Anything that boosts C&W's stock takes the carrier's top executives closer to a substantial financial windfall. If C&W's share price reaches 228 pence by 2010, 60 of the operator's senior executives will share a bonus worth more than £200 million ($400 million).
John Pluthero, group managing director for the U.K. business, and Harris Jones (the man with two surnames), who runs the International business, would each pocket up to £20 million ($40 million) if that share price target is reached. While it's still some way off that 228 pence threshold, C&W's share price has more than doubled since it announced its structural separation, the departure of its CEO, and a radical re-appraisal of its U.K. business. (See C&W Says Ciao to Caio and C&W Stuns With Job & Customer Cuts.)
And in the past year it has also completed the construction of a new data network, and reported improved financial results. (See C&W Neuters Bulldog, C&W Completes NGN Rollout, and C&W Reports H1.)
C&W's U.K. business unit is now 15 months into its radical restructuring program to streamline operations and focus on its most lucrative, large U.K.-centric enterprise customers. In February 2006, the company announced it would cut its customer base from 30,000 to 3,000 and reduce headcount from 5,500 to between 2,500 and 3,500. (See C&W Stuns With Job & Customer Cuts, C&W Updates on UK, Pipex Targets C&W Users, BT Hovers Over C&W Customers, and Rivals Fancy C&W's Castoffs.)
Then in June, the operator exited the U.K. consumer broadband market and planned to use its local loop unbundling (LLU) network -- which it acquired with Bulldog -- to provide wholesale capacity to service providers and access services to large enterprises. The operator sold its residential and small business broadband customer base to Pipex Communications plc for £12 million ($24 million) in September. (See C&W Neuters Bulldog, C&W Unveils Wholesale Strategy, and Pipex Buys Bulldog Base.)
The operator will give an update on this program when it reports full year results on May 24. But one analyst says phasing out small-to-medium sized business customers has not been straightforward.
"Disconnecting the smaller ones took a lot longer than expected, simply because billing systems made it hard to identify which ones were not making money for C&W," says David Molony, senior analyst at Ovum Ltd.
Molony adds that C&W's international operations could be a good target for a global operator or private equity investors.
Having slimmed down and refocused, C&W shouldn't have too much trouble attracting the attention of the cash-laden private equity community, which has already shown an appetite for telecom acquisitions.
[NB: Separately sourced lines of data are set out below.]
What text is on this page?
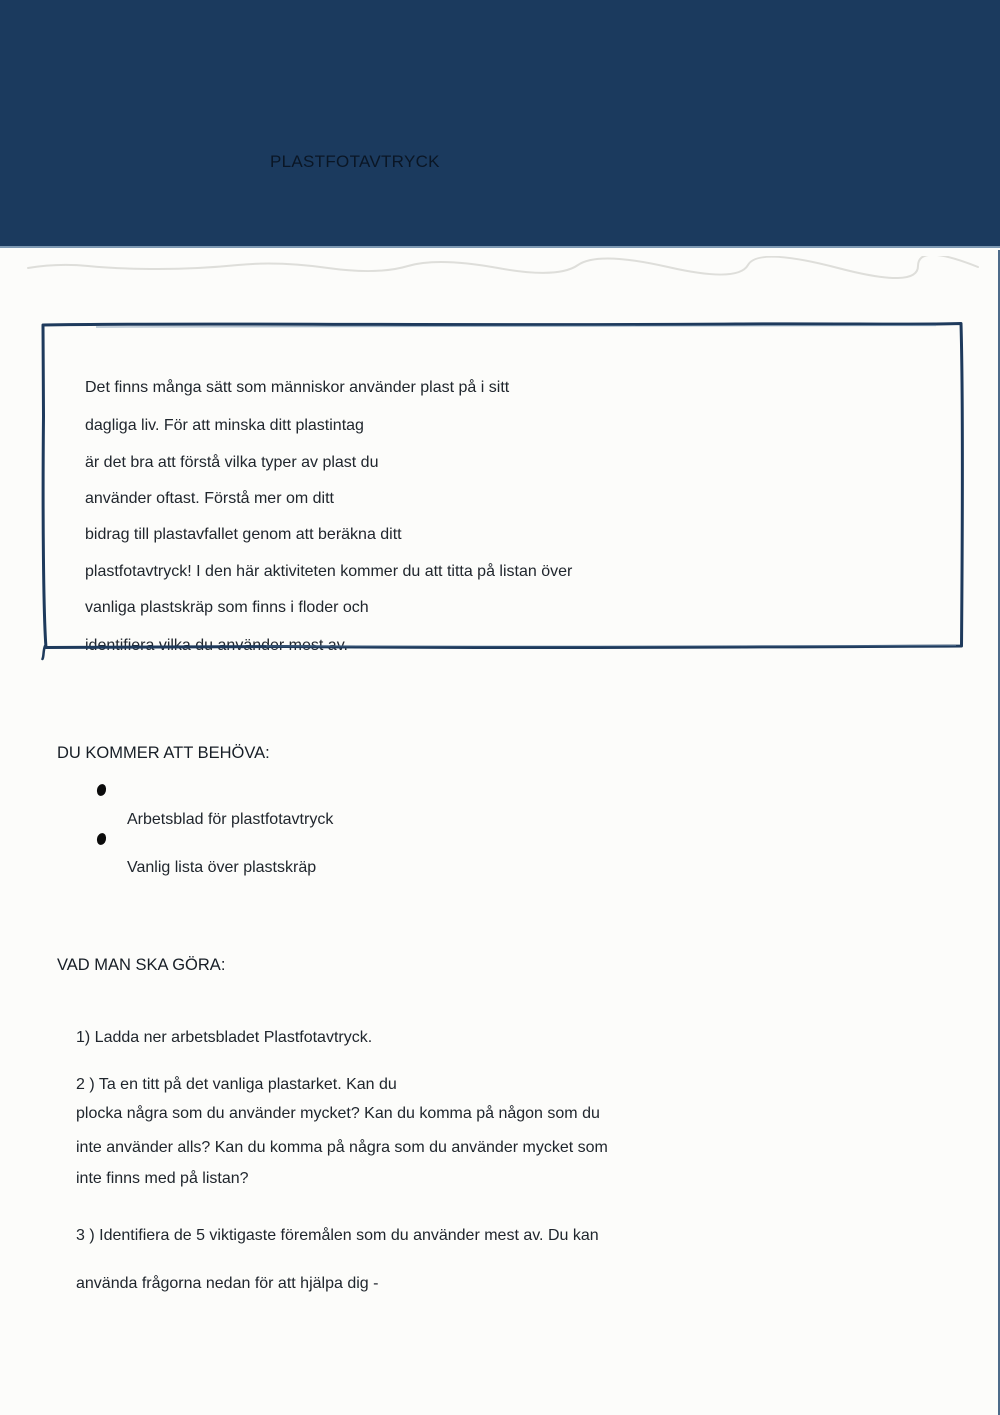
PLASTFOTAVTRYCK
Det finns många sätt som människor använder plast på i sitt
dagliga liv. För att minska ditt plastintag
är det bra att förstå vilka typer av plast du
använder oftast. Förstå mer om ditt
bidrag till plastavfallet genom att beräkna ditt
plastfotavtryck! I den här aktiviteten kommer du att titta på listan över
vanliga plastskräp som finns i floder och
identifiera vilka du använder mest av.
DU KOMMER ATT BEHÖVA:
Arbetsblad för plastfotavtryck
Vanlig lista över plastskräp
VAD MAN SKA GÖRA:
1) Ladda ner arbetsbladet Plastfotavtryck.
2 ) Ta en titt på det vanliga plastarket. Kan du
plocka några som du använder mycket? Kan du komma på någon som du
inte använder alls? Kan du komma på några som du använder mycket som
inte finns med på listan?
3 ) Identifiera de 5 viktigaste föremålen som du använder mest av. Du kan
använda frågorna nedan för att hjälpa dig -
Irish carrier eir and Danish incumbent TDC A/S (Copenhagen: TDC) have both been taken over by private equity groups. (See Eircom Accepts Offer, TDC Unveils $12B Offer, NTC Completes TDC Offer, and Eurobites: A Private Affair.)
Cable & Wireless will announce new names for its U.K. and International business units on May 24 as they are not exactly accurate. The UK business actually spans Europe, Asia, and the United States and serves large enterprise customers that need international connectivity, while the International business operates in island economies -- such as Panama, the Falklands, and Caribbean countries -- and delivers consumer mobile and broadband services.